Most often similar to a wristwatch, the actigraph is a modern device used to monitor activity and rest cycles. The objective is to gather a series of important information for the study of the sleep and wakefulness rhythm. Actigraphy, also called actimetry, is a state-of-the-art technology allied to the treatment of sleep disorders.

The patient must wear it attached to the wrist, in the non-dominant arm, throughout the study period. During all this time, the actigraph will collect, record and compile all the person’s movements using accelerometers. Even more modern actigraphs have temperature and light sensors, which allow for even deeper analysis.

The actigraphy will identify sleep disturbances and circadian rhythmicity, providing the assistant physician with the patient’s time in bed, sleep episodes occurring throughout the day and a series of other data that will be essential for the diagnosis and treatment of the problem. Actigraphy is also used by psychiatrists to study sleep.


Sleep disturbances and alterations happen in most psychiatric illnesses. In general, patients complain of insomnia, and when they are able to sleep, nightmares are common. The main complaints refer to the difficulty in going to sleep (initial insomnia), the maintenance of sleep and the difficulty in establishing restful sleep.

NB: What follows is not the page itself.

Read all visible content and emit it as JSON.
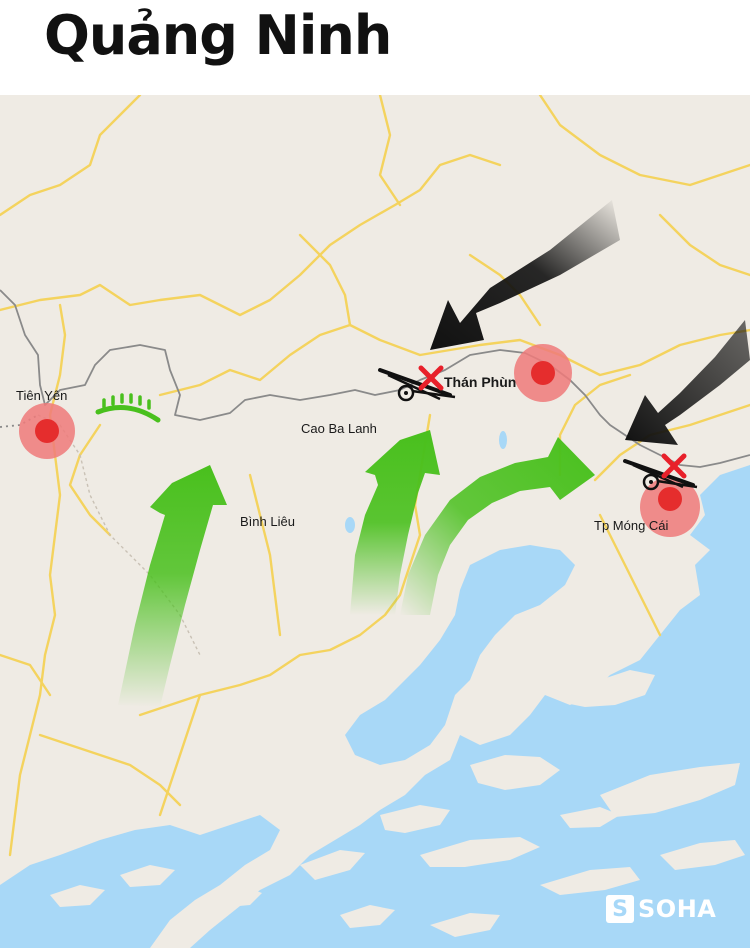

Doctors agree that there is a clear association between psychiatric disorders and sleep disorders. A person with sleep apnea, for example, has higher levels of anxiety, tiredness and other symptoms, such as headache and pain in the cervical spine, for example.

There is no doubt that restful sleep has an extremely beneficial effect for people, especially for those suffering from a psychiatric illness. Restful sleep is even capable of reducing the amount of medication administered by the doctor. Mental illnesses and sleep disorders have a direct cause and effect relationship, so it is essential to treat them.